Menstruation and Abnormalities Flashcards
What is the normal process of menstruation
Process by which the endometrium is discarded each month.
LH, FSH and oestrogen rise during ovulation. Then there is a rise in progesterone. When there is no implantation the hormones drop and the endometrium sheds.
When is emnstrauation investigated?
If it begins before age 8 or after 16
Describe features of heavy menstrual bleeding
It is defined as bleeding which has an adverse impact on a womans QoL
What are the causes of heavy menstrual bleeding?
Uterine pathology - Fibroids, endometrial polyps, adenomyosis, pelvic infection, endometrial malignancy
HMB in the absence of pathology.
Medical disorders - clotting disorders
What is the assessment and investigations of all HMB
History and exam - abdominal and bimanual
Blood testing - Coagulation disorders, FBC and thyroid testing
Biopsy - To exclude endometrial cancer eg, age >45 with treatment failure or ineffective treatment.
Ultrasound - structural abnormalities
What is the pharmacological management of heavy menstrual bleeding
Mefanamic acid and/or TXA (taken during menses).
COCP,
Progesterone contraception,
LNG-IUS
GnRH analogues (switches off FSH and LH release).
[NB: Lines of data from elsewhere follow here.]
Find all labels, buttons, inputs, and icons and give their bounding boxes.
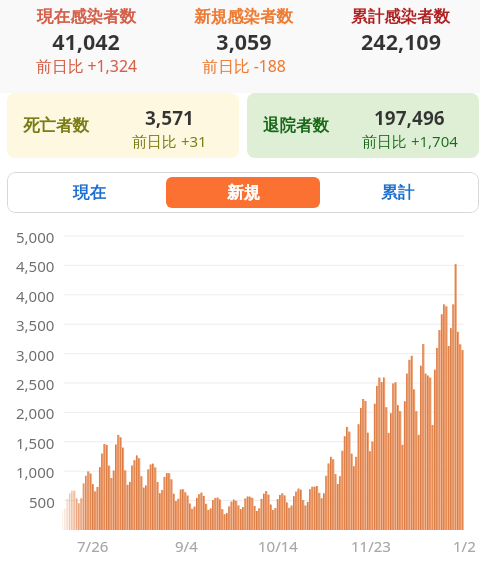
staticText: 2,500	[16, 374, 55, 392]
staticText: 累計感染者数	[351, 6, 450, 27]
staticText: 現在感染者数	[37, 6, 136, 27]
staticText: 1,000	[16, 462, 55, 480]
button[interactable]: 新規	[166, 177, 320, 208]
staticText: 242,109	[361, 27, 441, 53]
staticText: 累計	[381, 182, 414, 203]
button[interactable]: 退院者数	[247, 93, 479, 158]
staticText: 7/26	[77, 536, 109, 554]
staticText: 1/2	[453, 536, 476, 554]
staticText: 前日比 +1,704	[362, 131, 458, 151]
staticText: 4,500	[16, 256, 55, 274]
staticText: 新規感染者数	[194, 6, 293, 27]
staticText: 死亡者数	[23, 115, 89, 136]
staticText: 退院者数	[263, 115, 329, 136]
staticText: 3,059	[216, 27, 272, 53]
staticText: 3,571	[145, 105, 194, 131]
staticText: 41,042	[52, 27, 120, 53]
staticText: 9/4	[175, 536, 198, 554]
staticText: 1,500	[16, 433, 55, 451]
button[interactable]: 現在	[12, 177, 166, 208]
button[interactable]: 死亡者数	[7, 93, 239, 158]
staticText: 4,000	[16, 286, 55, 304]
staticText: 前日比 +31	[132, 131, 207, 151]
staticText: 197,496	[374, 105, 445, 131]
staticText: 500	[29, 492, 55, 510]
staticText: 前日比 +1,324	[36, 55, 137, 77]
staticText: 3,500	[16, 315, 55, 333]
staticText: 5,000	[16, 227, 55, 245]
staticText: 3,000	[16, 345, 55, 363]
staticText: 2,000	[16, 403, 55, 421]
button[interactable]: 累計	[320, 177, 474, 208]
staticText: 新規	[227, 182, 260, 203]
staticText: 前日比 -188	[202, 55, 286, 77]
staticText: 10/14	[258, 536, 298, 554]
staticText: 11/23	[351, 536, 391, 554]
staticText: 現在	[73, 182, 106, 203]
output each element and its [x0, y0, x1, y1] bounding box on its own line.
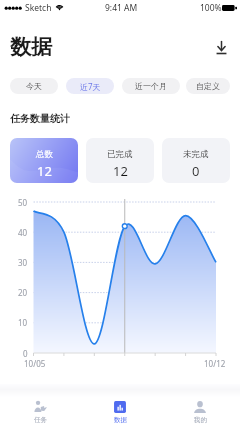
- staticText: 12: [37, 162, 52, 180]
- button[interactable]: 自定义: [186, 78, 230, 94]
- staticText: 12: [113, 162, 128, 180]
- staticText: 10/05: [24, 358, 46, 369]
- staticText: 已完成: [107, 149, 133, 160]
- staticText: 总数: [36, 149, 53, 160]
- staticText: 近一个月: [135, 81, 167, 91]
- staticText: 10: [18, 317, 28, 328]
- button[interactable]: 近一个月: [122, 78, 180, 94]
- staticText: 数据: [10, 34, 52, 60]
- staticText: 任务数量统计: [10, 112, 70, 125]
- staticText: 自定义: [196, 81, 220, 91]
- staticText: 0: [192, 162, 200, 180]
- button[interactable]: 数据: [80, 397, 160, 424]
- staticText: 近7天: [80, 81, 101, 92]
- staticText: Sketch: [25, 2, 52, 14]
- staticText: 9:41 AM: [105, 2, 138, 14]
- button[interactable]: Download: [211, 37, 231, 57]
- staticText: 100%: [200, 2, 222, 14]
- button[interactable]: 总数: [10, 138, 78, 183]
- button[interactable]: 任务: [0, 397, 80, 424]
- staticText: 50: [18, 197, 28, 208]
- staticText: 我的: [194, 416, 207, 424]
- button[interactable]: 我的: [160, 397, 240, 424]
- staticText: 40: [18, 227, 28, 238]
- staticText: 未完成: [183, 149, 209, 160]
- staticText: 任务: [34, 416, 47, 424]
- button[interactable]: 已完成: [86, 138, 154, 183]
- button[interactable]: 近7天: [66, 78, 114, 94]
- staticText: 数据: [114, 416, 127, 424]
- staticText: 20: [18, 287, 28, 298]
- staticText: 0: [23, 348, 28, 359]
- button[interactable]: 未完成: [162, 138, 230, 183]
- staticText: 今天: [26, 81, 42, 91]
- staticText: 30: [18, 257, 28, 268]
- staticText: 10/12: [204, 358, 226, 369]
- button[interactable]: 今天: [10, 78, 58, 94]
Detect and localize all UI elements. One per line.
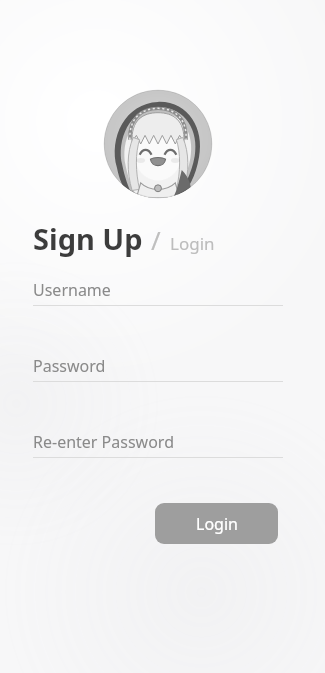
button[interactable]: Password: [33, 355, 283, 382]
button[interactable]: Login: [170, 232, 215, 255]
button[interactable]: Sign Up: [33, 219, 143, 258]
staticText: Password: [33, 355, 106, 377]
button[interactable]: Login: [155, 503, 278, 544]
staticText: Login: [196, 513, 238, 535]
button[interactable]: Re-enter Password: [33, 431, 283, 458]
button[interactable]: Username: [33, 279, 283, 306]
staticText: /: [151, 222, 161, 257]
staticText: Re-enter Password: [33, 431, 174, 453]
staticText: Username: [33, 279, 111, 301]
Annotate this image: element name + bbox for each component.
Progesterone receptor modulatiors - induces amenorrhoea
What is the surgical management for heavy menstrual bleeding?
Endometrial ablation - Can use heated baloon, bipolar radiofrequency or direct vision with resection. Pregnancy contraindicated post-procedure.
Hysterctomy - Laparoscopic or laparotomy. Amenorrhoea guarenteed
Describe features of primary and secondary amenorrhoea?
Primary - Failure to menstruate by age 15. May have absent secondary sexual characteristics.
Secondary - Menses stop for 6+ months
What is oligomenorrhoea?
Cycle which is persistently greater than 35 days.
What are the causes of amenorrhoea?
Secondary:
Uterine eg, Ashermans syndrome (adhesions)
Ovarian eg, PCOS or premature ovarian failure,
Pituitary eg Prolactinoma or pituitary tumour,
Hypothalamic eg, weight loss, stress, or drugs
Primary:
Genitourinary abnormalities (for example, congenital absence of uterus, cervix or vagina eg Rokitansky syndrome or androgen insensitivity syndrome)
Chromosomal abnormalities, eg turner’s syndrome
Secondary hypogonadism (pituitary cause) eg, Kallmann syndrome, pituitary disease or hypothalamic amenorrhoea.
What are the investigations for amenorrhoea?
History
Examination - look for secondary sexual characteristics and use Tanner staging.
Ix - Plasma FSH, LH, oestradiol, prolactin and TFTs, karyotyping, X-ray for bone age and cranial imaging.
What is the Rotterdam criteria for PCOS?
Diagnosis of PCOS can be made if has two of following in adults and all three in teens:
1. Infrequent or no ovulation,
2. Clinical/biochemical signs of hyperandrogenism
3. Polycystic ovaries on US (>12 follicles sized 2-9mm in one or both ovaries or ovarial voume > 10mm3)
What are the consequences for PCOS?
Reduced fertility,
Insulin resistence and diabetes,
HTN,
Endometrial cancer,
Depression and mood swings,
Snoring and daytime sleepiness
What is the management of PCOS?
Education,
Weight loss and exercise,
Endometrial protection with progesterone,
Fetility awareness,
Lifetime awareness with screening for complications.
Describe features of primary dysmenorrhoea
Typically begins within first 2 years of menarche. Pain most severe on day of/day before start of period.
Treatment - NSAIDs, COC, depot injection, LNG-IUS. If no improvement then consider underlying pathology.